INM: You’re a person who has a very diverse portfolio whether it’s music videos or foundations, being a mother, writing a book—-we talk a lot about balance here at 21Ninety, especially for women at different eras in their lives. There seems to be something abut the 50s that liberates women to truly push into prioritizing themselves. 

GB: Yes! I would agree with that. Hear us roar! So many times we feel like we have to do a lot of things we don’t want to do or feel like we’re obligated to do. It’s nice to know what you don’t want to or what you can simply say ‘no’ to right now. I think also 2020 taught us what’s really important. Once we were locked in and couldn’t go anywhere, which we’ve never experienced, it helped us all being intentional about what we wanted to do once the world was back. I think it weeded out people who weren’t serving you or bringing anything positive to your life and it helped us focus in on what we really wanted to do with our lives. But, yes, I think your 50s are fearless. 
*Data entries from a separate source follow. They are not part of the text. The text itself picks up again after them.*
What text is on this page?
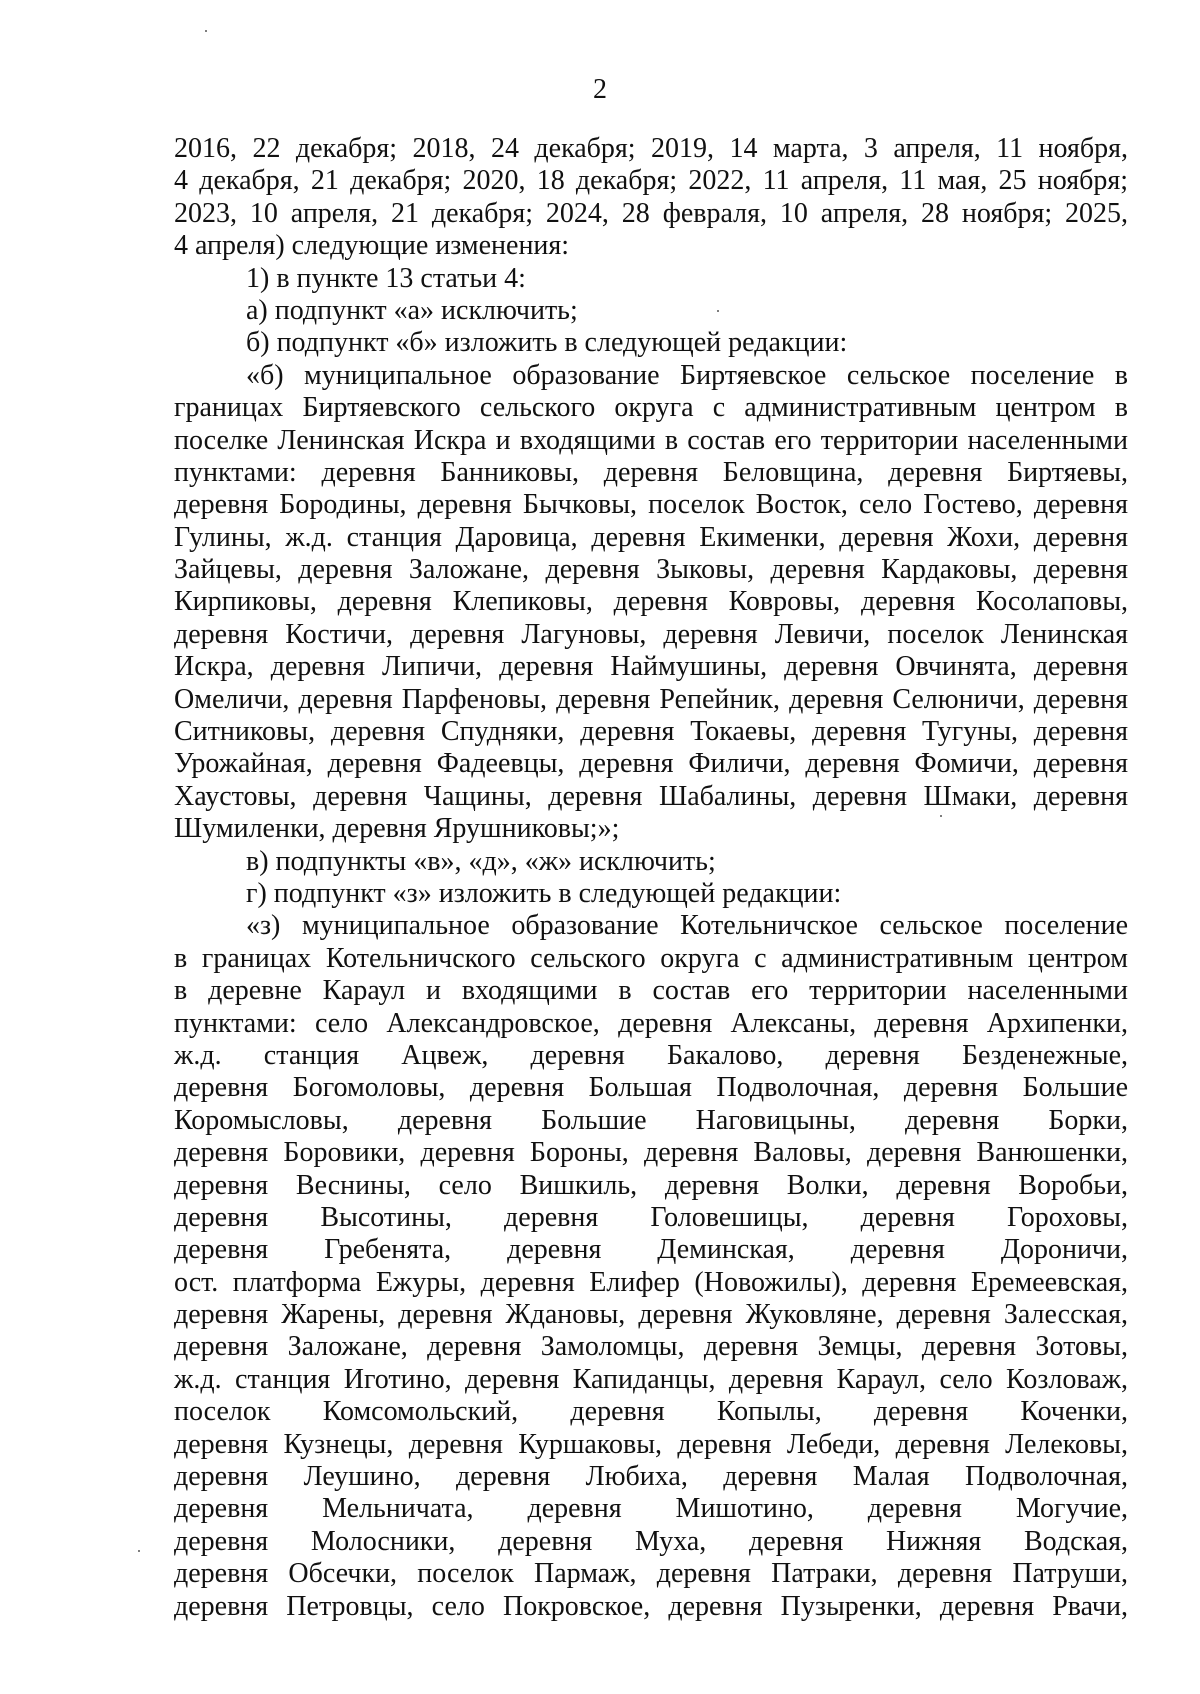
2
2016, 22 декабря; 2018, 24 декабря; 2019, 14 марта, 3 апреля, 11 ноября,
4 декабря, 21 декабря; 2020, 18 декабря; 2022, 11 апреля, 11 мая, 25 ноября;
2023, 10 апреля, 21 декабря; 2024, 28 февраля, 10 апреля, 28 ноября; 2025,
4 апреля) следующие изменения:
1) в пункте 13 статьи 4:
а) подпункт «а» исключить;
б) подпункт «б» изложить в следующей редакции:
«б) муниципальное образование Биртяевское сельское поселение в
границах Биртяевского сельского округа с административным центром в
поселке Ленинская Искра и входящими в состав его территории населенными
пунктами: деревня Банниковы, деревня Беловщина, деревня Биртяевы,
деревня Бородины, деревня Бычковы, поселок Восток, село Гостево, деревня
Гулины, ж.д. станция Даровица, деревня Екименки, деревня Жохи, деревня
Зайцевы, деревня Заложане, деревня Зыковы, деревня Кардаковы, деревня
Кирпиковы, деревня Клепиковы, деревня Ковровы, деревня Косолаповы,
деревня Костичи, деревня Лагуновы, деревня Левичи, поселок Ленинская
Искра, деревня Липичи, деревня Наймушины, деревня Овчинята, деревня
Омеличи, деревня Парфеновы, деревня Репейник, деревня Селюничи, деревня
Ситниковы, деревня Спудняки, деревня Токаевы, деревня Тугуны, деревня
Урожайная, деревня Фадеевцы, деревня Филичи, деревня Фомичи, деревня
Хаустовы, деревня Чащины, деревня Шабалины, деревня Шмаки, деревня
Шумиленки, деревня Ярушниковы;»;
в) подпункты «в», «д», «ж» исключить;
г) подпункт «з» изложить в следующей редакции:
«з) муниципальное образование Котельничское сельское поселение
в границах Котельничского сельского округа с административным центром
в деревне Караул и входящими в состав его территории населенными
пунктами: село Александровское, деревня Алексаны, деревня Архипенки,
ж.д. станция Ацвеж, деревня Бакалово, деревня Безденежные,
деревня Богомоловы, деревня Большая Подволочная, деревня Большие
Коромысловы, деревня Большие Наговицыны, деревня Борки,
деревня Боровики, деревня Бороны, деревня Валовы, деревня Ванюшенки,
деревня Веснины, село Вишкиль, деревня Волки, деревня Воробьи,
деревня Высотины, деревня Головешицы, деревня Гороховы,
деревня Гребенята, деревня Деминская, деревня Дороничи,
ост. платформа Ежуры, деревня Елифер (Новожилы), деревня Еремеевская,
деревня Жарены, деревня Ждановы, деревня Жуковляне, деревня Залесская,
деревня Заложане, деревня Замоломцы, деревня Земцы, деревня Зотовы,
ж.д. станция Иготино, деревня Капиданцы, деревня Караул, село Козловаж,
поселок Комсомольский, деревня Копылы, деревня Коченки,
деревня Кузнецы, деревня Куршаковы, деревня Лебеди, деревня Лелековы,
деревня Леушино, деревня Любиха, деревня Малая Подволочная,
деревня Мельничата, деревня Мишотино, деревня Могучие,
деревня Молосники, деревня Муха, деревня Нижняя Водская,
деревня Обсечки, поселок Пармаж, деревня Патраки, деревня Патруши,
деревня Петровцы, село Покровское, деревня Пузыренки, деревня Рвачи,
INM: There is so much power in owning your own narrative. As a person who remembers when we’d only learn about our favorite celebrities through magazines or carefully constructed PR statements, the world is so different now. People get to speak directly through social media and we see more of these memoirs happening. Can you speak to the courage it takes to really put your story out there?

GB: First of all, you’re right. There is power in owning it all but there’s also so much anxiety. You’re really putting your business out there. But for me and my girlfriend Nicole E. Smith, who wrote this with me, it was really powerful. Getting a hold of the narrative from my point of view—it’s not abut bashing anyone or pointing a finger at people—but it’s really my journey through my lens. I’d rather have it out there from my words than someone else’s interpretation. 

INM: If you could go back and tell yourself anything at the start of this journey, what would it be?

GB: I would say ‘don’t be so scared’ and ‘hold on for the ride’. There’s been good, there’s been bad but it’s been a great journey and I am grateful everyday.